We can’t be complacent in stubbing out smoking among young people

The overall rates of smoking among UK adults and young people have declined in recent decades. Legislation around the consumption, sale and advertisement of cigarettes has become tighter, and wide-reaching public health campaigns have taken effect.

Nonetheless, smoking remains the UK’s single biggest cause of preventable illness and avoidable death—100,000 people die each year from smoking-related diseases. That it remains a notable risk to public health is the reason for including smoking in young people as an indicator in our latest State of Child Health report

Most adult smokers had their first cigarette, or were addicted to nicotine, by the age of 18. And 90% of lifetime smoking starts between the ages of 10 and 20. That’s why it’s important to provide information about the dangers of cigarette smoking to young people, as well as monitoring overall smoking rates. 

smoking remains the UK’s single biggest cause of preventable illness and avoidable death—100,000 people die each year from smoking-related diseases

Our indicator aims to do just that by examining the latest tobacco use data. We also included e-cigarettes because, while we cannot yet confirm the long-term effects, we know that vaping is not without risks. Young people who have never smoked tobacco should not be encouraged to begin smoking e-cigarettes, and those who smoke tobacco should be supported to quit altogether.

Regular smoking among young people, defined as smoking at least one tobacco cigarette per week, has fallen steadily since at least 2011 in every UK country. But, worryingly, this pattern of decline has come to an end among certain groups. Young males in Scotland and Wales, for instance, have shown slight increases in their rates of regular smoking. And the reasons for this uptick are unclear. 

We know that young people are more likely to smoke due to a variety of factors, including having a parent or friend that smokes, seeing smoking in the media, and socioeconomic status. But untangling these factors is tricky. For instance, higher rates in lower socioeconomic groups may be less about income and more about simply being in the same room as a smoker.

In other words, it might be useful to think about the influence of, say, socioeconomic status, but stop-smoking initiatives should also provide support for parents and caregivers that smoke. Programmes that think about these wider factors are, perhaps, more likely to curb smoking rates.

E-cigarettes are a relatively new contraption, so we still have limited data to track their use among young people. The data that we do have suggests that e-cigarette use is more common among boys than girls across all UK countries, with the exception of Scotland, where rates are similar. 

In survey data, ‘ever use’ tells us the number of young people that have ever tried a substance, including electronic or tobacco cigarettes. The ‘ever use’ value for e-cigarettes is at least as high as the value for tobacco cigarettes in the 3 UK countries where comparable data is available. 

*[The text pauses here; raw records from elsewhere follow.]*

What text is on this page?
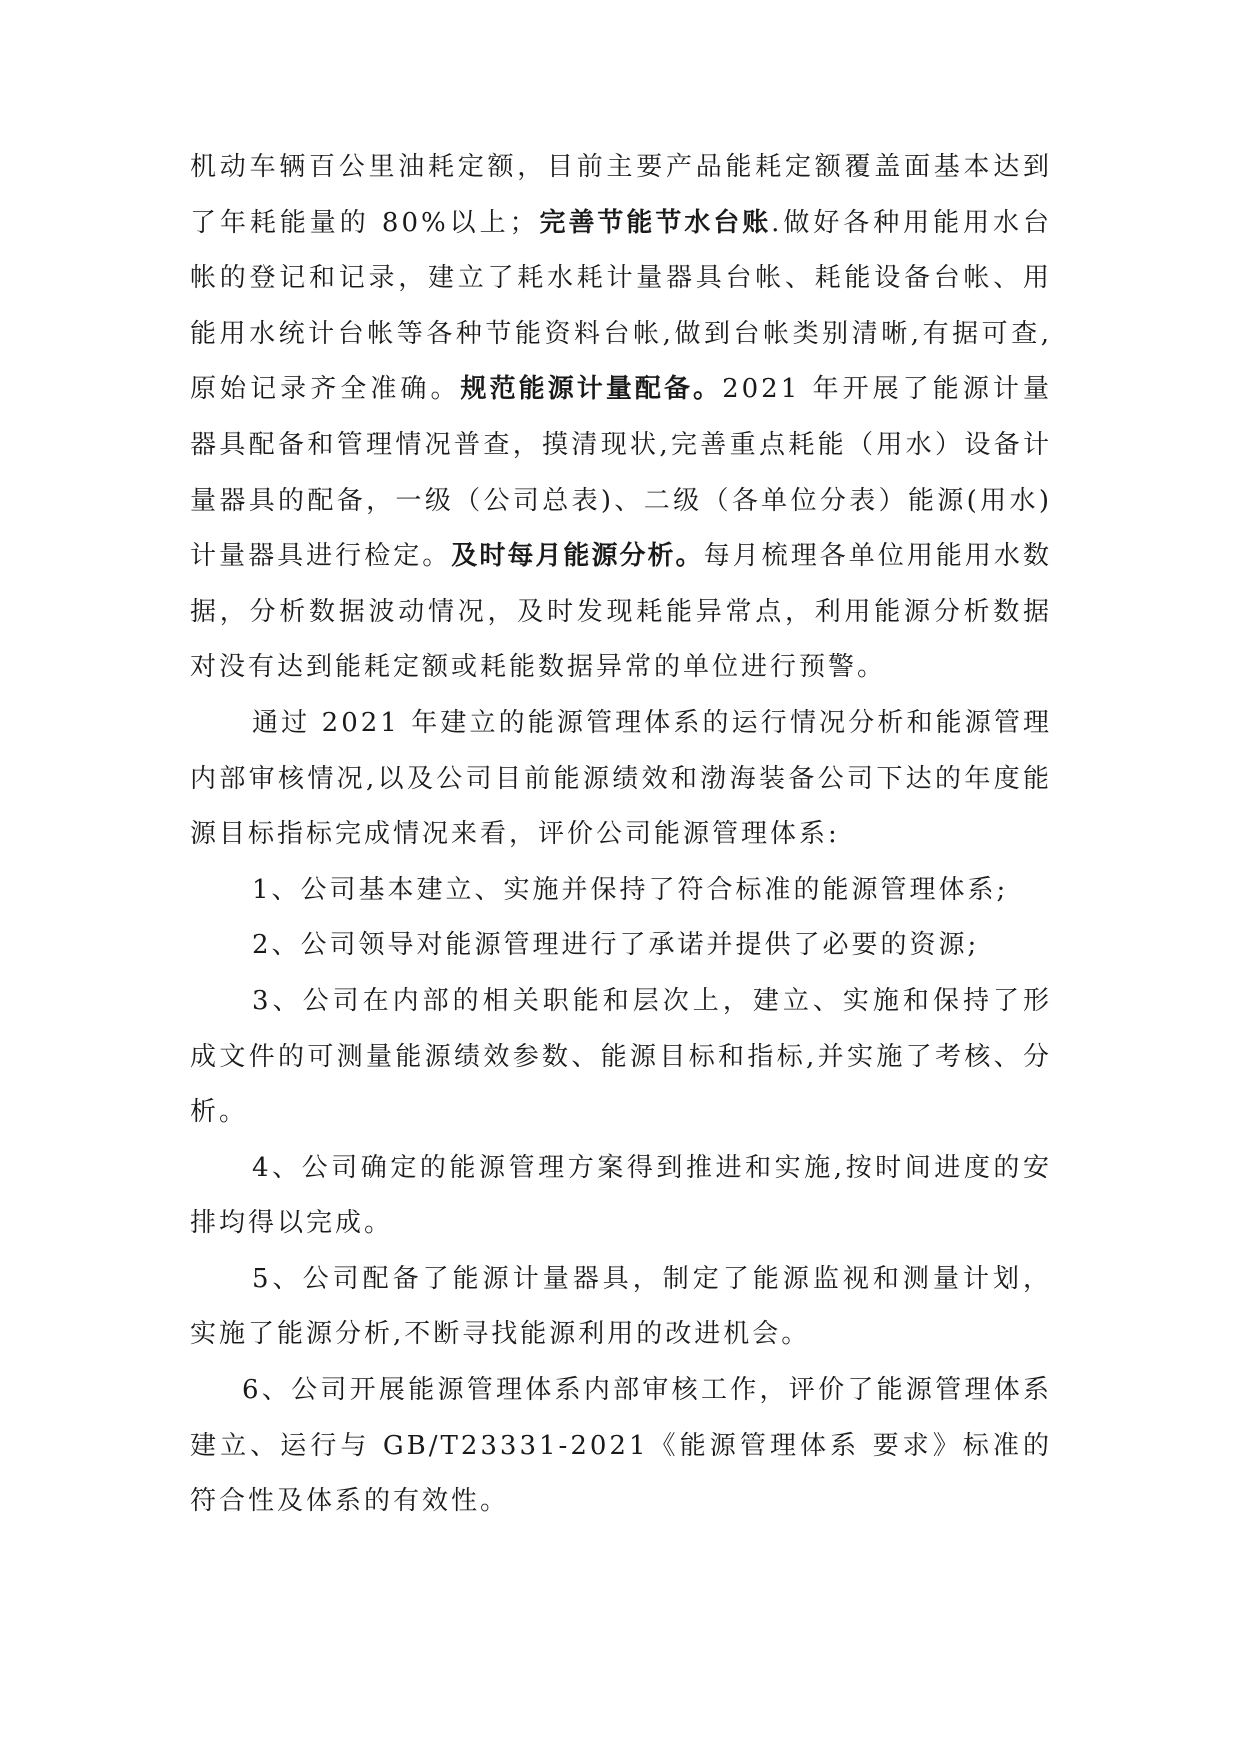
机动车辆百公里油耗定额，目前主要产品能耗定额覆盖面基本达到了年耗能量的 80%以上；完善节能节水台账.做好各种用能用水台帐的登记和记录，建立了耗水耗计量器具台帐、耗能设备台帐、用能用水统计台帐等各种节能资料台帐,做到台帐类别清晰,有据可查,原始记录齐全准确。规范能源计量配备。2021 年开展了能源计量器具配备和管理情况普查，摸清现状,完善重点耗能（用水）设备计量器具的配备，一级（公司总表)、二级（各单位分表）能源(用水)计量器具进行检定。及时每月能源分析。每月梳理各单位用能用水数据，分析数据波动情况，及时发现耗能异常点，利用能源分析数据对没有达到能耗定额或耗能数据异常的单位进行预警。

通过 2021 年建立的能源管理体系的运行情况分析和能源管理内部审核情况,以及公司目前能源绩效和渤海装备公司下达的年度能源目标指标完成情况来看，评价公司能源管理体系:

1、公司基本建立、实施并保持了符合标准的能源管理体系;

2、公司领导对能源管理进行了承诺并提供了必要的资源;

3、公司在内部的相关职能和层次上，建立、实施和保持了形成文件的可测量能源绩效参数、能源目标和指标,并实施了考核、分析。

4、公司确定的能源管理方案得到推进和实施,按时间进度的安排均得以完成。

5、公司配备了能源计量器具，制定了能源监视和测量计划，实施了能源分析,不断寻找能源利用的改进机会。

6、公司开展能源管理体系内部审核工作，评价了能源管理体系建立、运行与 GB/T23331-2021《能源管理体系 要求》标准的符合性及体系的有效性。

There isn’t sufficient historical data to tell us whether these findings are part of a wider trend towards rising e-cigarette usage—although, anecdotally, e-cigarettes do appear to be common among young people. 

Smoking is detrimental to the health of young people throughout their lives. The younger they start, the more likely they are to become dependent, and the less likely they are to quit. Smoking must remain a public health priority to avoid a reversal of the positive, downwards trend we have achieved in recent decades. We cannot afford to be complacent.